Whether or not the explicit messages are something a listener wants to learn from, the fact that it has been heard or has exposed a process is crucial to universal health and welfare. Most invoking and incredible music, to me, feels loaded with intention, with messages, with codes, with a public processing that, of course, is sometimes written off as music for sex, music for jogging… limitations to a limitless world. […] I want to be out in the wild world as fully as possible, and sometimes you get kicked in the head. Sometimes I may give too much time and power to the pain of being kicked, expecting it to move me, but sometimes I just attach every terrible thing to physiological trauma or anxiety and go nowhere. So, I think what has changed is subjects, concepts, and an attempt to fairly document the positive I’m either gifted with or create.

Mega Bog succeeds in bringing about that positive and focusing on the joy that must be sought and has been found within communities that have also kicked and done much worse. Consider that this process of “creating” positivity is really about transforming energy already present.

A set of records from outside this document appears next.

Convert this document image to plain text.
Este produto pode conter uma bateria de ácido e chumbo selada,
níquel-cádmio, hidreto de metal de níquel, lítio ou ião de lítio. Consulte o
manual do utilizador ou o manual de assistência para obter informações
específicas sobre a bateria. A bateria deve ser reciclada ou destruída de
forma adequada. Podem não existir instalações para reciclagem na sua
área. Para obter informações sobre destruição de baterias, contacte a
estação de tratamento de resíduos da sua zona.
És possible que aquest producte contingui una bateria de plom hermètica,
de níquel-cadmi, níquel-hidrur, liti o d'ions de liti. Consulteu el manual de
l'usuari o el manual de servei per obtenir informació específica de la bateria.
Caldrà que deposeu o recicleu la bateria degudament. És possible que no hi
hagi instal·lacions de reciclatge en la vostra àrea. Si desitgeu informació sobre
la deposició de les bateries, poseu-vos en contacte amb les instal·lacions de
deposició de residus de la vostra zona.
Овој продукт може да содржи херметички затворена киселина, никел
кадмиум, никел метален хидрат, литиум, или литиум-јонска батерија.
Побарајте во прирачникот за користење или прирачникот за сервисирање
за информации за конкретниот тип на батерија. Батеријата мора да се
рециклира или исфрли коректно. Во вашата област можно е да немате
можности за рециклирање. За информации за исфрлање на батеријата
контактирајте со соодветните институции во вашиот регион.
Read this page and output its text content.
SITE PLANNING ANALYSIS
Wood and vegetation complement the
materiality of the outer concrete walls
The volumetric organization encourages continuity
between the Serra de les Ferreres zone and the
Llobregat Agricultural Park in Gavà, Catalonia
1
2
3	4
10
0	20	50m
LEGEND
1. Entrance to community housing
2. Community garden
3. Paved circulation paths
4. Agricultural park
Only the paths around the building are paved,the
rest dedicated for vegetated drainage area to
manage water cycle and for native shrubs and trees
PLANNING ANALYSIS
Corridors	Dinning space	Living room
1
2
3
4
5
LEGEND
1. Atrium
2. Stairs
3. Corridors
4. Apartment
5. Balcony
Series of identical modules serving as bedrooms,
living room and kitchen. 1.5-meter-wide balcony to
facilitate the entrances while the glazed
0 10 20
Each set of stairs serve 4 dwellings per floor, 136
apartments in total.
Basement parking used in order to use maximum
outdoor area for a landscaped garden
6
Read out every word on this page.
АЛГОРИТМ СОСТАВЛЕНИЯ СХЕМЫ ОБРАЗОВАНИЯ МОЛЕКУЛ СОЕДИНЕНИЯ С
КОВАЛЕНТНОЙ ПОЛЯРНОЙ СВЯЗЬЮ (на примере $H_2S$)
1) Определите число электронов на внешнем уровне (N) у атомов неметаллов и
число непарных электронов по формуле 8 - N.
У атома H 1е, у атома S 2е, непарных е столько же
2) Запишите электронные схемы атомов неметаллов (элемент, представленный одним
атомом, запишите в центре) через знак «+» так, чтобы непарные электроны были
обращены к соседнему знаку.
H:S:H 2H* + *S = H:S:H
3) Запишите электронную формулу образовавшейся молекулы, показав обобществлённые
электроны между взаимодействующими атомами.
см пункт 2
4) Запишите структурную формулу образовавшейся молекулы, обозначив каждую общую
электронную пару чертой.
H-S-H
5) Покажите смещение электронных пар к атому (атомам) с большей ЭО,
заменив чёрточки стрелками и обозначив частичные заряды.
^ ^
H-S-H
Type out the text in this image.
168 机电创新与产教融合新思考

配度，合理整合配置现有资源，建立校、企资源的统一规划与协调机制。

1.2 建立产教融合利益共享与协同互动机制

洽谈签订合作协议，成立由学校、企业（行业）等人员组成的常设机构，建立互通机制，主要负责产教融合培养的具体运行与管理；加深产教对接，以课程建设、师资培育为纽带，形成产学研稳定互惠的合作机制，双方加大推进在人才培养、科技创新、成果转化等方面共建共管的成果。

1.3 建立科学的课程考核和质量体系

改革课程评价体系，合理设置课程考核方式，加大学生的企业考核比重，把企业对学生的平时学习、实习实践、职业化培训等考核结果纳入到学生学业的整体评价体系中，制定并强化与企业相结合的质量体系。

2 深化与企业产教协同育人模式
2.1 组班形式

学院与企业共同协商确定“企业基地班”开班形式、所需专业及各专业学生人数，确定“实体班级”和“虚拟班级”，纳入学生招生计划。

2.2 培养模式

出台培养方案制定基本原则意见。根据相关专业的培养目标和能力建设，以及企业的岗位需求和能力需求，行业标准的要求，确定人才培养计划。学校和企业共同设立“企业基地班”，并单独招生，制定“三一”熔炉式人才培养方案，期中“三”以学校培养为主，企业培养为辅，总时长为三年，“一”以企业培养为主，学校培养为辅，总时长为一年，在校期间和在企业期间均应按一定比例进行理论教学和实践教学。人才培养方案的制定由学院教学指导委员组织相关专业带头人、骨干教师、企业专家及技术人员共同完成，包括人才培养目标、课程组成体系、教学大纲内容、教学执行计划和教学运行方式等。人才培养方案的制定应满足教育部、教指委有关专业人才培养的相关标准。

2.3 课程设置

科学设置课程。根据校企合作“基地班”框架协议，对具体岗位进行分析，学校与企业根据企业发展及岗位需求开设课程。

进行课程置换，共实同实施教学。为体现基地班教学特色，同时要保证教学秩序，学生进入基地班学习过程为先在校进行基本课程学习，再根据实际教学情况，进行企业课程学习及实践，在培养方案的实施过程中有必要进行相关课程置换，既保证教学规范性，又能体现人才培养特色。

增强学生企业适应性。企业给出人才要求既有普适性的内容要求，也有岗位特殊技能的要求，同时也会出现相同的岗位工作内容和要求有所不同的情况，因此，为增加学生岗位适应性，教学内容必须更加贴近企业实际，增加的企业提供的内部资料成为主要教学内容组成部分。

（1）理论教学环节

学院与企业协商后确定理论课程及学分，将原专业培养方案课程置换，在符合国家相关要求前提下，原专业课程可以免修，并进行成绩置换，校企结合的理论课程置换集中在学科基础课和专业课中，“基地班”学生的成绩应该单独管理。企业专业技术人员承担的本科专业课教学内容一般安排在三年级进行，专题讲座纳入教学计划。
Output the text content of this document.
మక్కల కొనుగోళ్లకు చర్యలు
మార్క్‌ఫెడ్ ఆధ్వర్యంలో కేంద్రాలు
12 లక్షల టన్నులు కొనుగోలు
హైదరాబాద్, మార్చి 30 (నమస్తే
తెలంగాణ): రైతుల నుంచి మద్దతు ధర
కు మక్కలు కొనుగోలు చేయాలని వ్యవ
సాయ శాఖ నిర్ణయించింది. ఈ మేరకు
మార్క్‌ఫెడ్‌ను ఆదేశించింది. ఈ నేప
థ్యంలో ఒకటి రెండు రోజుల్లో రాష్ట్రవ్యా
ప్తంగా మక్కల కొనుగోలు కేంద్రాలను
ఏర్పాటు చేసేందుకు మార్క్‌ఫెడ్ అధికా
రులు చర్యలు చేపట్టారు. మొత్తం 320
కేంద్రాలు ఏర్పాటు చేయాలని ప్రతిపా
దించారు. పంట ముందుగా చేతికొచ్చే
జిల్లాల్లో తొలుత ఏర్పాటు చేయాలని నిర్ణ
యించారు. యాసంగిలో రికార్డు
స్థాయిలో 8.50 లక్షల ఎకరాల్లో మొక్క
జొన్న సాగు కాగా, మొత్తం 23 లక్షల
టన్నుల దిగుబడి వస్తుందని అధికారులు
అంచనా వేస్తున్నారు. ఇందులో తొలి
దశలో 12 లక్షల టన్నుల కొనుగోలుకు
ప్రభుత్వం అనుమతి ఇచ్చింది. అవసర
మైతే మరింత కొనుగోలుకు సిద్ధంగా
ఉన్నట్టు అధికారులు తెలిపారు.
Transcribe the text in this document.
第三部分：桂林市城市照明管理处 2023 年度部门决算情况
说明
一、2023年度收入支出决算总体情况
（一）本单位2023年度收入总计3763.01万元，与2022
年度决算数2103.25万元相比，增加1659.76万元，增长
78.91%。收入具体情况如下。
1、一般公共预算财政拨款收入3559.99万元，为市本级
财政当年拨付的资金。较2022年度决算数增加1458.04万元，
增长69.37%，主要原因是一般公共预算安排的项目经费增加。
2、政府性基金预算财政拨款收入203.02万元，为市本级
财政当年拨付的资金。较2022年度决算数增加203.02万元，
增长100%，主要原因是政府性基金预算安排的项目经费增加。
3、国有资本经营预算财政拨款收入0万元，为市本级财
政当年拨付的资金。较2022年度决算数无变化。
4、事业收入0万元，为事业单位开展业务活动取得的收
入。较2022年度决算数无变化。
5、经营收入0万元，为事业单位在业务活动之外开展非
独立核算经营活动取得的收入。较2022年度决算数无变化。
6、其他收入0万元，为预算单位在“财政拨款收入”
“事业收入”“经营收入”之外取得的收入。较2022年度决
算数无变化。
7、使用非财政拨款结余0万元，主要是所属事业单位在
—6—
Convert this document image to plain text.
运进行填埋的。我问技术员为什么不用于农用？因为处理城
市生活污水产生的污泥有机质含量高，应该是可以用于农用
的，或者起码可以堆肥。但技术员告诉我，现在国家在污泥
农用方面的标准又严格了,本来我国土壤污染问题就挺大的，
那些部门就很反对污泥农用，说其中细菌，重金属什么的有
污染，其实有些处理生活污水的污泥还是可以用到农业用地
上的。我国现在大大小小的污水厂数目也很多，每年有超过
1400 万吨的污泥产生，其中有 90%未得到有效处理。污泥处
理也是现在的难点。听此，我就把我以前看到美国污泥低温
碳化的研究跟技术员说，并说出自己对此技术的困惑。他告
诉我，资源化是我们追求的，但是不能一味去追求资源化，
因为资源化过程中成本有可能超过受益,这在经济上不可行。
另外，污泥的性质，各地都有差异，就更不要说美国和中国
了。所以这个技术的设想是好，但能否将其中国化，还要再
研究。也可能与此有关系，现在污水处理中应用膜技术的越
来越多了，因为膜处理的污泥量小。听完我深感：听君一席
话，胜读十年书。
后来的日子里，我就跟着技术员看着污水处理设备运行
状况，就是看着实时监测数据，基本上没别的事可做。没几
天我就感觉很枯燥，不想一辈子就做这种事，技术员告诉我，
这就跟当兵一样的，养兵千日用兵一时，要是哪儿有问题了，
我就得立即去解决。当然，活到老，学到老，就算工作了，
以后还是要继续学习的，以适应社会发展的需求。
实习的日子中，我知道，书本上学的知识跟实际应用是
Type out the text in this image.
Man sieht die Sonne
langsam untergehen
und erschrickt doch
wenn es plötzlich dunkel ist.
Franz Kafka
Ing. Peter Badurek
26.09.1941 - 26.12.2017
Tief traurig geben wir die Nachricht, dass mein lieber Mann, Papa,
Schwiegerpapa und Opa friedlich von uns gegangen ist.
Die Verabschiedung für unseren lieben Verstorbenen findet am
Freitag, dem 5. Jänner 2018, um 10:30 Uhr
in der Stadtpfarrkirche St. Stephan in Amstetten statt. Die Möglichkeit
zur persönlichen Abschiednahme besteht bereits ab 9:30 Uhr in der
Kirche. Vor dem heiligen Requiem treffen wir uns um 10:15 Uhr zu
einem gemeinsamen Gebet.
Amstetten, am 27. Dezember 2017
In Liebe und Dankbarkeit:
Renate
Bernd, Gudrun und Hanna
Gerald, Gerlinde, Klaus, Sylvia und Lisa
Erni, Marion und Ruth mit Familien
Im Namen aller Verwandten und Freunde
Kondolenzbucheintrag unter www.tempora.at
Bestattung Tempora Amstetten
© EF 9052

Happy Together is both at its coolest and most vulnerable with “Worst Way.” The track unceasingly reminds me of Iggy Pop’s “Nightclubbing,” a sparse, post-nuclear singalong about “wild” and “brand-new dances like the nuclear bomb.” When Birgy delivers a cool “yeah” as punctuation to the declaration that “it’s the worst pain, it’s gotta be the worst pain,” there is a real sense of transformation that’s more valuable than the transcription of atomic warfare blasts to the dance-floor maneuver that Iggy sings of. It’s the transformation of pain and its reflection into assuredness and experience. This transformational quality is where Mega Bog thrives.